Undaunted by volatility, Asian corporates are optimistic and eager to grow through acquisitions—both within the region and globally.
In fact, according to Dealogic, 2015 year-to-date M&A volumes in the Asia Pacific region have grown by 60% and are almost in line with those in Europe, the Middle East and Africa (EMEA).
Businesses from China to Thailand in a wide range of industries view themselves overwhelmingly as net buyers, and say they take a longer, more strategic view when determining the success of any transaction and are not afraid to pay a premium for success.
Businesses surveyed by J.P. Morgan* viewed growth via acquisitions as key to their five-year strategies. They’re relying on relationships with financial advisors to help drive good matchmaking, and they want to see senior management involvement and commitment from their counterparties to build confidence for successful transactions.
Chinese and Japanese corporates surveyed were very confident in the region’s gross domestic product growth over a five-year period, while respondents in other Asian countries were more conservative.
While naming geographies with the most potential for growth over five years, survey respondents all cited Asia, followed by North America, EMEA, Latin America, Australia and New Zealand.
Asian companies have continued appetite for intra-regional M&A going forward – where they name mainland China, Indonesia, India, and Vietnam most frequently as target markets – as well as international M&A opportunities. The U.S. was identified as a key focus area, with Germany, the UK and France also top of mind in terms of attractiveness over the next five years.
Though economic growth was indicated as the most significant driver of business, survey respondents cited changing consumption patterns, international expansion and corporate consolidation as M&A catalysts.
To meet the demands of this more consumer-driven economy, and bring their products to a broader range of customers, Asian companies are seeking value-added products, services, technologies and management skills in their acquisitions.
For most Asian corporates surveyed, M&A is viewed as a long-term value creation process, meaning transactions are considered successful or otherwise with an investment time horizon of more than five years.
Among buyers, 73% of Asian corporates said they would participate in an auction process; of those, more than 50% would need six months to prepare for it. Compared to the typical one or two months needed by U.S. companies, many Asian businesses—especially those new to the M&A process—are still working to evolve and adapt to meet international timelines, and need more lead time to put in place pre-approvals and manage internal processes to meet the stringent timelines of an auction situation.
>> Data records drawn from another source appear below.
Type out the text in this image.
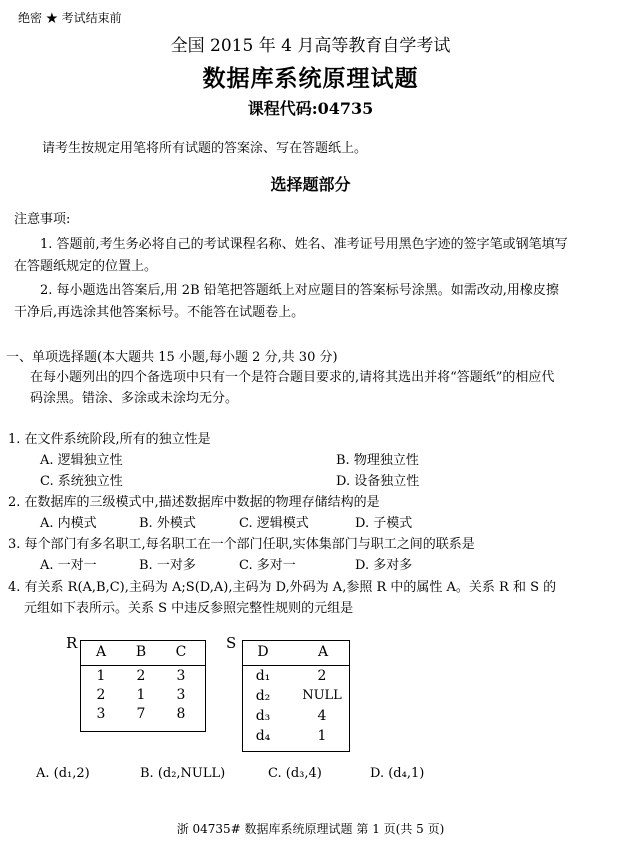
绝密 ★ 考试结束前
全国 2015 年 4 月高等教育自学考试
数据库系统原理试题
课程代码:04735
请考生按规定用笔将所有试题的答案涂、写在答题纸上。
选择题部分
注意事项:
1. 答题前,考生务必将自己的考试课程名称、姓名、准考证号用黑色字迹的签字笔或钢笔填写
在答题纸规定的位置上。
2. 每小题选出答案后,用 2B 铅笔把答题纸上对应题目的答案标号涂黑。如需改动,用橡皮擦
干净后,再选涂其他答案标号。不能答在试题卷上。
一、单项选择题(本大题共 15 小题,每小题 2 分,共 30 分)
在每小题列出的四个备选项中只有一个是符合题目要求的,请将其选出并将“答题纸”的相应代
码涂黑。错涂、多涂或未涂均无分。
1. 在文件系统阶段,所有的独立性是
A. 逻辑独立性	B. 物理独立性
C. 系统独立性	D. 设备独立性
2. 在数据库的三级模式中,描述数据库中数据的物理存储结构的是
A. 内模式	B. 外模式	C. 逻辑模式	D. 子模式
3. 每个部门有多名职工,每名职工在一个部门任职,实体集部门与职工之间的联系是
A. 一对一	B. 一对多	C. 多对一	D. 多对多
4. 有关系 R(A,B,C),主码为 A;S(D,A),主码为 D,外码为 A,参照 R 中的属性 A。关系 R 和 S 的
元组如下表所示。关系 S 中违反参照完整性规则的元组是
R	A	B	C
1	2	3
2	1	3
3	7	8
S	D	A
d₁	2
d₂	NULL
d₃	4
d₄	1
A. (d₁,2)	B. (d₂,NULL)	C. (d₃,4)	D. (d₄,1)
浙 04735# 数据库系统原理试题 第 1 页(共 5 页)
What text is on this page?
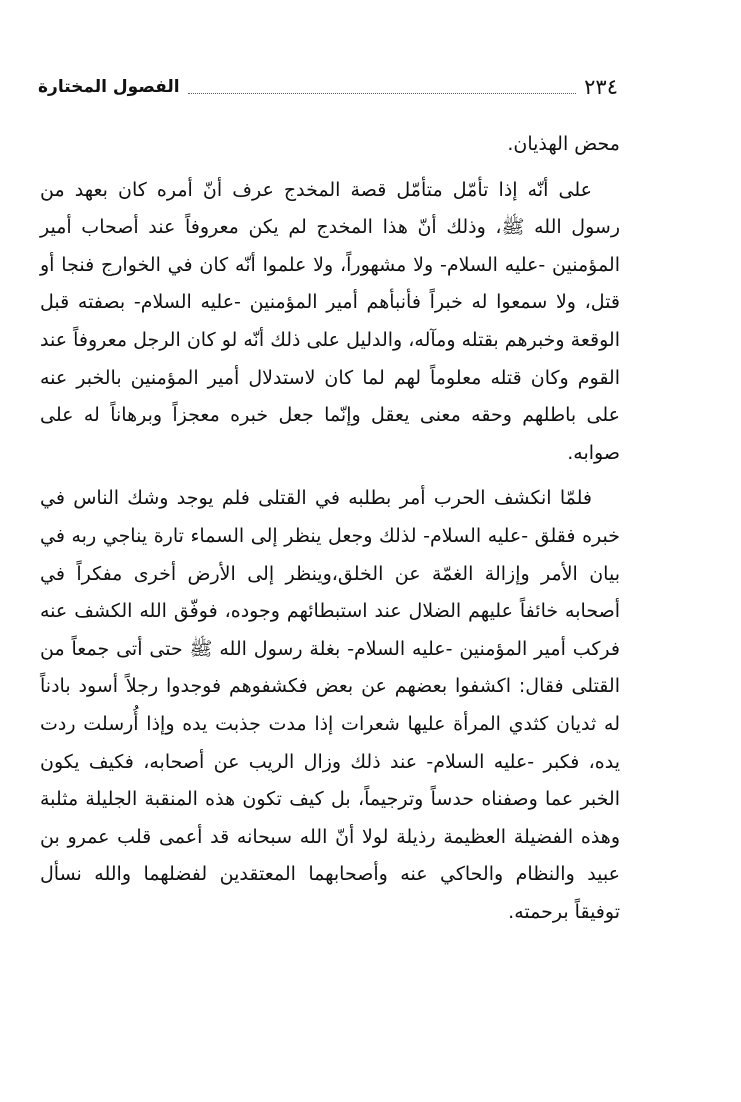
٢٣٤
الفصول المختارة

محض الهذيان.

على أنّه إذا تأمّل متأمّل قصة المخدج عرف أنّ أمره كان بعهد من رسول الله ﷺ، وذلك أنّ هذا المخدج لم يكن معروفاً عند أصحاب أمير المؤمنين -عليه السلام- ولا مشهوراً، ولا علموا أنّه كان في الخوارج فنجا أو قتل، ولا سمعوا له خبراً فأنبأهم أمير المؤمنين -عليه السلام- بصفته قبل الوقعة وخبرهم بقتله ومآله، والدليل على ذلك أنّه لو كان الرجل معروفاً عند القوم وكان قتله معلوماً لهم لما كان لاستدلال أمير المؤمنين بالخبر عنه على باطلهم وحقه معنى يعقل وإنّما جعل خبره معجزاً وبرهاناً له على صوابه.

فلمّا انكشف الحرب أمر بطلبه في القتلى فلم يوجد وشك الناس في خبره فقلق -عليه السلام- لذلك وجعل ينظر إلى السماء تارة يناجي ربه في بيان الأمر وإزالة الغمّة عن الخلق،وينظر إلى الأرض أخرى مفكراً في أصحابه خائفاً عليهم الضلال عند استبطائهم وجوده، فوفّق الله الكشف عنه فركب أمير المؤمنين -عليه السلام- بغلة رسول الله ﷺ حتى أتى جمعاً من القتلى فقال: اكشفوا بعضهم عن بعض فكشفوهم فوجدوا رجلاً أسود بادناً له ثديان كثدي المرأة عليها شعرات إذا مدت جذبت يده وإذا أُرسلت ردت يده، فكبر -عليه السلام- عند ذلك وزال الريب عن أصحابه، فكيف يكون الخبر عما وصفناه حدساً وترجيماً، بل كيف تكون هذه المنقبة الجليلة مثلبة وهذه الفضيلة العظيمة رذيلة لولا أنّ الله سبحانه قد أعمى قلب عمرو بن عبيد والنظام والحاكي عنه وأصحابهما المعتقدين لفضلهما والله نسأل توفيقاً برحمته.
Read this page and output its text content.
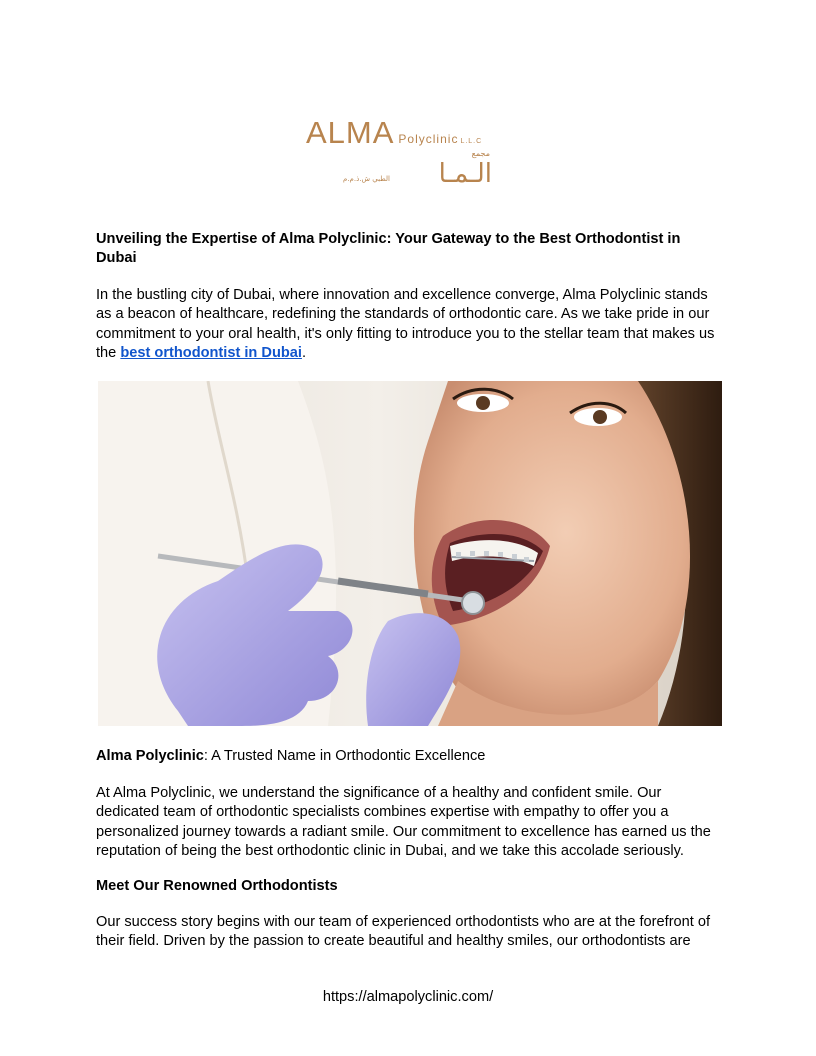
ALMA Polyclinic L.L.C
مجمع
الـمـا
الطبي ش.ذ.م.م
Unveiling the Expertise of Alma Polyclinic: Your Gateway to the Best Orthodontist in Dubai
In the bustling city of Dubai, where innovation and excellence converge, Alma Polyclinic stands as a beacon of healthcare, redefining the standards of orthodontic care. As we take pride in our commitment to your oral health, it's only fitting to introduce you to the stellar team that makes us the best orthodontist in Dubai.
Alma Polyclinic: A Trusted Name in Orthodontic Excellence
At Alma Polyclinic, we understand the significance of a healthy and confident smile. Our dedicated team of orthodontic specialists combines expertise with empathy to offer you a personalized journey towards a radiant smile. Our commitment to excellence has earned us the reputation of being the best orthodontic clinic in Dubai, and we take this accolade seriously.
Meet Our Renowned Orthodontists
Our success story begins with our team of experienced orthodontists who are at the forefront of their field. Driven by the passion to create beautiful and healthy smiles, our orthodontists are
https://almapolyclinic.com/
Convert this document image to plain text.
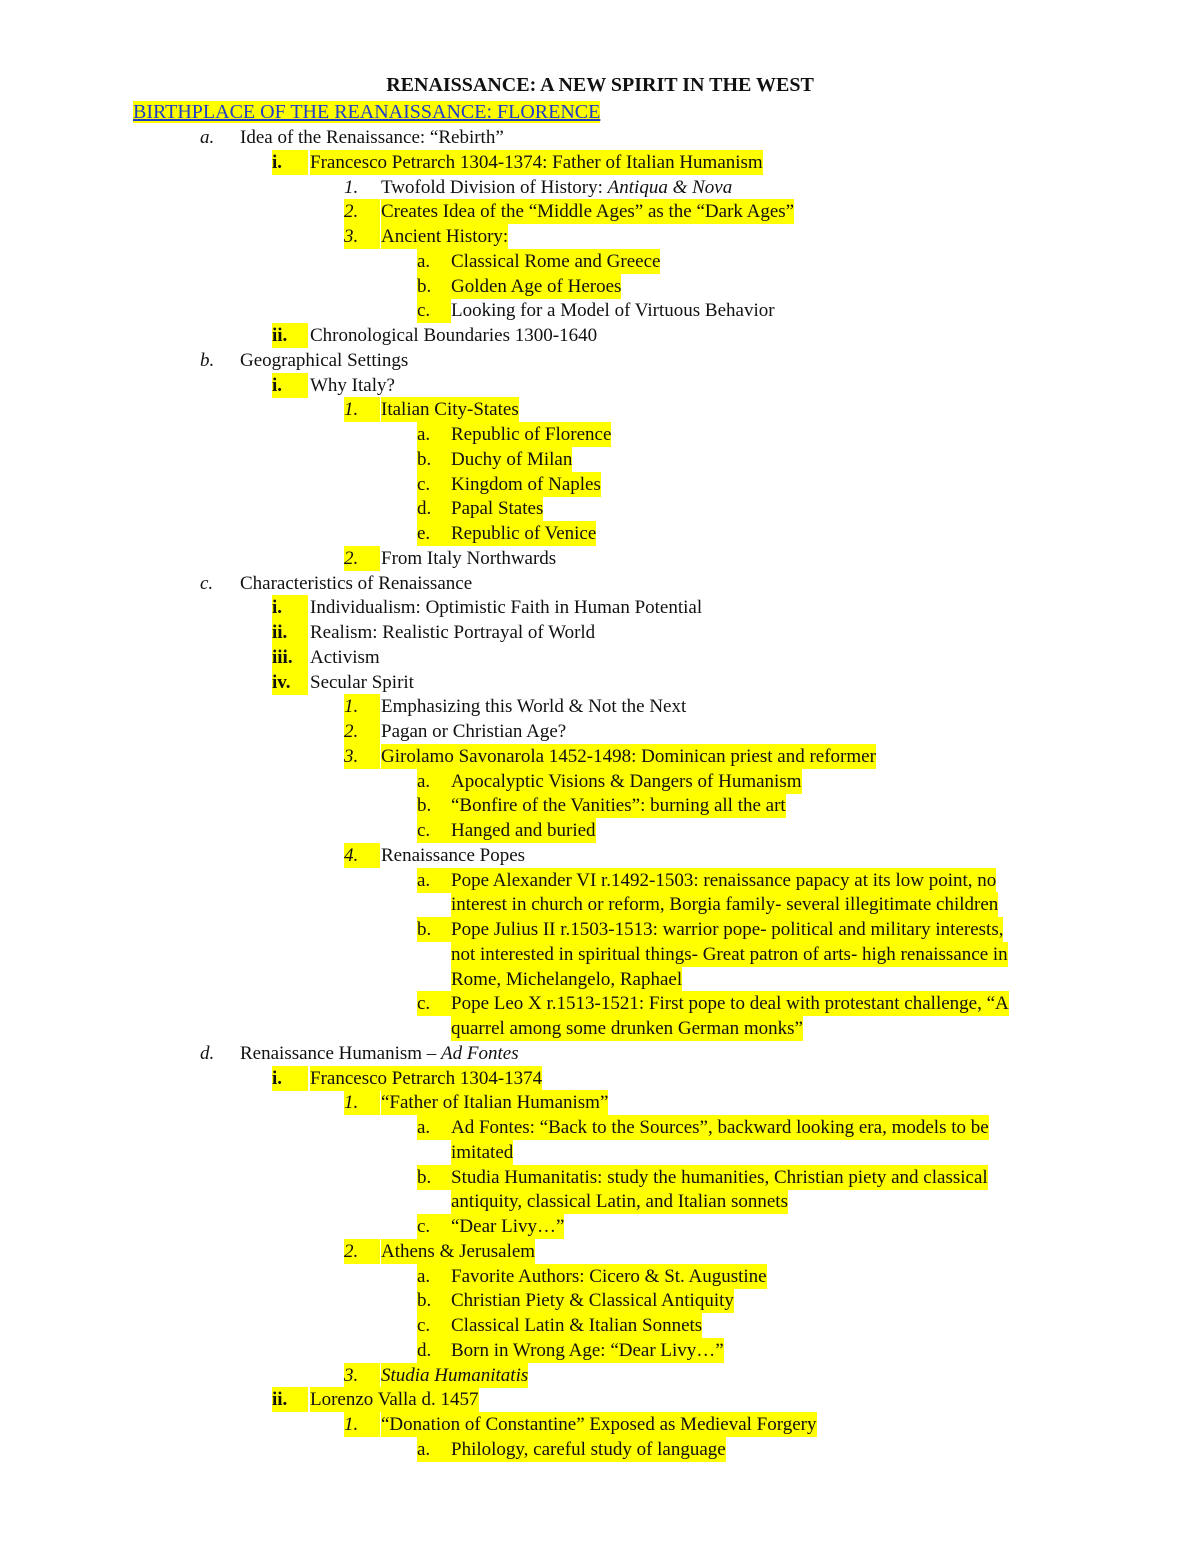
RENAISSANCE: A NEW SPIRIT IN THE WEST
BIRTHPLACE OF THE REANAISSANCE: FLORENCE
a. Idea of the Renaissance: “Rebirth”
i.	Francesco Petrarch 1304-1374: Father of Italian Humanism
1.	Twofold Division of History: Antiqua & Nova
2.	Creates Idea of the “Middle Ages” as the “Dark Ages”
3.	Ancient History:
a.	Classical Rome and Greece
b.	Golden Age of Heroes
c.	Looking for a Model of Virtuous Behavior
ii.	Chronological Boundaries 1300-1640
b. Geographical Settings
i.	Why Italy?
1.	Italian City-States
a.	Republic of Florence
b.	Duchy of Milan
c.	Kingdom of Naples
d.	Papal States
e.	Republic of Venice
2.	From Italy Northwards
c. Characteristics of Renaissance
i.	Individualism: Optimistic Faith in Human Potential
ii.	Realism: Realistic Portrayal of World
iii. Activism
iv.	Secular Spirit
1.	Emphasizing this World & Not the Next
2.	Pagan or Christian Age?
3.	Girolamo Savonarola 1452-1498: Dominican priest and reformer
a.	Apocalyptic Visions & Dangers of Humanism
b.	“Bonfire of the Vanities”: burning all the art
c.	Hanged and buried
4.	Renaissance Popes
a.	Pope Alexander VI r.1492-1503: renaissance papacy at its low point, no
interest in church or reform, Borgia family- several illegitimate children
b.	Pope Julius II r.1503-1513: warrior pope- political and military interests,
not interested in spiritual things- Great patron of arts- high renaissance in
Rome, Michelangelo, Raphael
c.	Pope Leo X r.1513-1521: First pope to deal with protestant challenge, “A
quarrel among some drunken German monks”
d. Renaissance Humanism – Ad Fontes
i.	Francesco Petrarch 1304-1374
1.	“Father of Italian Humanism”
a.	Ad Fontes: “Back to the Sources”, backward looking era, models to be
imitated
b.	Studia Humanitatis: study the humanities, Christian piety and classical
antiquity, classical Latin, and Italian sonnets
c.	“Dear Livy…”
2.	Athens & Jerusalem
a.	Favorite Authors: Cicero & St. Augustine
b.	Christian Piety & Classical Antiquity
c.	Classical Latin & Italian Sonnets
d.	Born in Wrong Age: “Dear Livy…”
3.	Studia Humanitatis
ii.	Lorenzo Valla d. 1457
1.	“Donation of Constantine” Exposed as Medieval Forgery
a.	Philology, careful study of language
In addition to sector credentials and geographic experience, survey respondents wanted to work with trusted advisors who are expected to help them identify potential targets across regions and industries.
As many Asian buyers are new to the M&A space, and have varying comfort levels with the process, they desire a higher level of engagement with a financial advisor. With the regulatory and organizational challenges of cross-border deals involving Asian corporations, that additional attention may be a key factor in helping to manage transactional complexities.
For Asian sellers, building relationships with an acquirer’s senior management is the most important criteria in determining whether to proceed with a deal. Active involvement in due diligence, availability for face-to-face meetings and engagement throughout the acquisition process are all important components of building that connection to Asian corporates. For the surveyed companies, senior management participation and engagement demonstrates respect and reassurance of support for the transaction.